Time travel has never been so easy or so tasty. The costumed historical interpreters are all set to take your taste buds back to the past with a special annual food event to be held tomorrow.
The Father Lacombe Chapel is the unlikely location of gustatory delights as it hosts Taste of the Past. People can learn about St. Albert’s history in the most delicious way possible.
Interpreter Jasmine Peachey is a British Columbia native who said that she was drawn to this area because she is studying history and French. St. Albert is the perfect merger of both of those subjects, she thought.
“The history here spoke to me and, as well, because it does have such French history, it was a great opportunity to practice my French and brush up on history from another part of Canada,” she enthused.
This is her first summer working at the oldest standing building in the province and she loves it.

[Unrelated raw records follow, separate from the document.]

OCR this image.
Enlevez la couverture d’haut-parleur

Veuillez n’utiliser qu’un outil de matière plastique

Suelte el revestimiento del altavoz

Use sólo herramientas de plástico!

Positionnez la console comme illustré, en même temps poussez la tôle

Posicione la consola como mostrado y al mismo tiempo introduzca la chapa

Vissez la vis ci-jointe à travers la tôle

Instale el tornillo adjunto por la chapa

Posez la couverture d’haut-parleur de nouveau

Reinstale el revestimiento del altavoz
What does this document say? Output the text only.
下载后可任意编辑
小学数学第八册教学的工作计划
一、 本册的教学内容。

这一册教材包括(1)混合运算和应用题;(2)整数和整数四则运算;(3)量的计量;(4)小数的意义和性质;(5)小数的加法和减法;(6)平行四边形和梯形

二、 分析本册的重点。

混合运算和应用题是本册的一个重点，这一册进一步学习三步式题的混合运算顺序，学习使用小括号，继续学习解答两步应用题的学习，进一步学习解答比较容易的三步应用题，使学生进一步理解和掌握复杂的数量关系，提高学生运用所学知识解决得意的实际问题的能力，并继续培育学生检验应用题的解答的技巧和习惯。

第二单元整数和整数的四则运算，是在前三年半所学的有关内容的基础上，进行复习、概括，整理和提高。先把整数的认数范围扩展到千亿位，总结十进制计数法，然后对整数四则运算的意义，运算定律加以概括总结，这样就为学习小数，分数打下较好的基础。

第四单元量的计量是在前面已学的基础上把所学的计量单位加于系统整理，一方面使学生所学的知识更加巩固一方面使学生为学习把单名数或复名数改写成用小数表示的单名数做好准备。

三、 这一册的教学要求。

“I think it’s a shining example of how the West was settled and came to be the way we know it. I mean, all of St. Albert grew up around this chapel,” she said of the provincial historic site.
The event tomorrow runs from noon to 4 p.m. Attendees can sample foods including pemmican and borscht all from the area’s historic past. Peachey added that there will also be homemade ice cream, which people can “crank out themselves” if they so choose.
“It’s so good!”
Admission is by donation to the chapel or with a non-perishable food item for the St. Albert Food Bank.
The interpreters will also be offering tours of the site so that visitors can learn more about our collective history while they enjoy the food.
The historic chapel was built by Father Albert Lacombe and local Métis in 1861. It helped to give rise to the St. Albert Mission but was eventually moved from its original site close by.